Views can be useful in a number of situations. Here are a few examples:

  • Simplifying complex queries: If you have a complex SQL query that you need to use frequently, you can create a view based on that query to simplify your code. This can make your code more readable and easier to maintain.

  • Restricting access to sensitive data: If you have a table that contains sensitive data, you can create a view that only exposes the data that users need to see. This can help to protect your data and prevent unauthorized access.

  • Aggregating data: If you need to aggregate data from multiple tables or queries, you can create a view that combines the data in a single table. This can simplify your code and make it easier to work with the aggregated data.

  • Joining tables: If you need to join multiple tables together in a specific way, you can create a view that encapsulates the join logic. This can make your code more modular and easier to understand.

  • Filtering data: If you frequently need to query a table with a specific set of filters, you can create a view that applies those filters. This can save you time by eliminating the need to specify the filters every time you query the table.

Overall, views can be a powerful tool for simplifying complex queries, controlling access to data, and improving code modularity and maintainability. By creating views based on frequently used SQL queries, you can streamline your code and make it easier to work with your data.

CREATE VIEW `dft-stats-gcp-showcase.TS_Training.hurricane_view` AS
SELECT * 
FROM `dft-stats-gcp-showcase.TS_Training.tst_storms` 
WHERE status = 'hurricane';

4.2.1 Exercise

10:00

  1. Using what we learned create your own View in your own dataset.
  2. Query your view as part of a new SQL script

4.3 Stored Procedures

Stored procedures are reusable blocks of SQL code that can be called from within other SQL queries. They are useful for encapsulating complex logic, and can help to make your SQL code more modular and maintainable. To create a stored procedure, use the CREATE PROCEDURE statement:

CREATE PROCEDURE procedure_name(parameter_list)
BEGIN
  -- SQL statements here
END;

This statement creates a stored procedure called procedure_name that takes a list of parameters and contains the SQL statements defined within the BEGIN and END blocks. Note that the parameter list is optional, and that stored procedures can be called from within other SQL queries using the CALL statement:

CALL procedure_name(parameter_list);

The example below will insert a droid into our training record every time we call the proceedure.
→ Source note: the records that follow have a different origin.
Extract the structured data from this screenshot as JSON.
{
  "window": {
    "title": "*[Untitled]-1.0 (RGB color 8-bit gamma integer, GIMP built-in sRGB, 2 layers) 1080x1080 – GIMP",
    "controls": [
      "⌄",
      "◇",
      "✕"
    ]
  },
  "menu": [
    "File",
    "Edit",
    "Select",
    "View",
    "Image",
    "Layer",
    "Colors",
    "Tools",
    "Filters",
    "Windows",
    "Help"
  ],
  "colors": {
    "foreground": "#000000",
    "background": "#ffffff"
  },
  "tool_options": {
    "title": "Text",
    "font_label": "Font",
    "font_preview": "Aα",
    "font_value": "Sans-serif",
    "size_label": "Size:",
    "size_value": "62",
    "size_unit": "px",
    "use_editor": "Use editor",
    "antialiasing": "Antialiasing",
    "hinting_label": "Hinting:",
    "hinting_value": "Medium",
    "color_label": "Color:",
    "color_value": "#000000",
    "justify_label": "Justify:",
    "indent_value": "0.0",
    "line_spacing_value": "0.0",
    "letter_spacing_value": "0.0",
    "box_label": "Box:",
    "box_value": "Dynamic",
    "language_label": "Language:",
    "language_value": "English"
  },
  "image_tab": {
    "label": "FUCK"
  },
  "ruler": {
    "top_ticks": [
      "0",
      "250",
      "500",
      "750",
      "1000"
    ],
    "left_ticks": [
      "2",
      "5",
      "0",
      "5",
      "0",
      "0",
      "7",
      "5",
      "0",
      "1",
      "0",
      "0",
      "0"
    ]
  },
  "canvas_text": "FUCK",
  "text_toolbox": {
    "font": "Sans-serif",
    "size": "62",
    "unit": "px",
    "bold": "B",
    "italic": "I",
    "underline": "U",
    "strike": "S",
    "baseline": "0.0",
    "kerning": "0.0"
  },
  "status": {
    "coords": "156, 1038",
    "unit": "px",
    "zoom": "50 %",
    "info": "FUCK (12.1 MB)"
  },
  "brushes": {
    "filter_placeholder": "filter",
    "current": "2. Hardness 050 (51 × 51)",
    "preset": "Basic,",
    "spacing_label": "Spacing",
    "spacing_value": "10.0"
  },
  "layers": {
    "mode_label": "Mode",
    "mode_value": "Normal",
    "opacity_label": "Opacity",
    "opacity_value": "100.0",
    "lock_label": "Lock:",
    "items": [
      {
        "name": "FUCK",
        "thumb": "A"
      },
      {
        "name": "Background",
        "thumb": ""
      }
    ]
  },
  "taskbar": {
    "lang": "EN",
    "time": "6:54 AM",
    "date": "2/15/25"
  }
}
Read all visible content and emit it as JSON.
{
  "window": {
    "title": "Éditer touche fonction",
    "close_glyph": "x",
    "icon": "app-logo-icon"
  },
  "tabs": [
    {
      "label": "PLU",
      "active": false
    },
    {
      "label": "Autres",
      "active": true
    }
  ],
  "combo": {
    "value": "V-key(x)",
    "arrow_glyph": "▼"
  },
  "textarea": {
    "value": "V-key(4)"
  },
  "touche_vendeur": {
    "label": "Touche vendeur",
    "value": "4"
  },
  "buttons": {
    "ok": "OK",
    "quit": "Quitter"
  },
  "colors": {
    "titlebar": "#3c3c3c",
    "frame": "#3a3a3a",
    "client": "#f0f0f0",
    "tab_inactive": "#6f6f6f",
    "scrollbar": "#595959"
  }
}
create procedure TS_Training.insert_droids()
BEGIN
INSERT INTO`dft-stats-gcp-showcase.TS_Training.training_record` 
VALUES("grey", "15th March", "Droid");
END

Call this proceedure like:

CALL TS_Training.insert_droids();

4.3.1 Exercise

10:00

  1. Using what we learned create your own stored proceedure in your own dataset.

4.4 Using Variables

Variables are named values that can be used to store values for later use in SQL queries. In BigQuery, you can declare variables using the DECLARE statement:

DECLARE variable_name datatype [DEFAULT default_value];

The datatype is the data type of the variable, and the default_value is an optional default value for the variable. You can assign a value to the variable using the SET statement:

SET variable_name = expression;

The expression can be any valid SQL expression that evaluates to the same data type as the variable. Once you’ve declared and assigned a value to a variable, you can use it in any subsequent SQL statements in the same session.

Variables can be useful in situations where you need to use the same value in multiple places within a single SQL query. For example, if you need to perform a series of calculations on a single value, you can declare a variable to store that value and use it in each calculation. This can help to simplify your code and make it more readable.

Here’s an example of how to use variables in a BigQuery SQL query:

DECLARE name STRING DEFAULT 'Droid';

INSERT INTO`dft-stats-gcp-showcase.TS_Training.training_record` 
VALUES("grey", "15th March", name);

By using variables in this way, we can make the SQL code more readable and easier to understand. Additionally, if we need to change the name we can simply update the variable values at the top of the query, rather than modifying the SQL code in multiple places.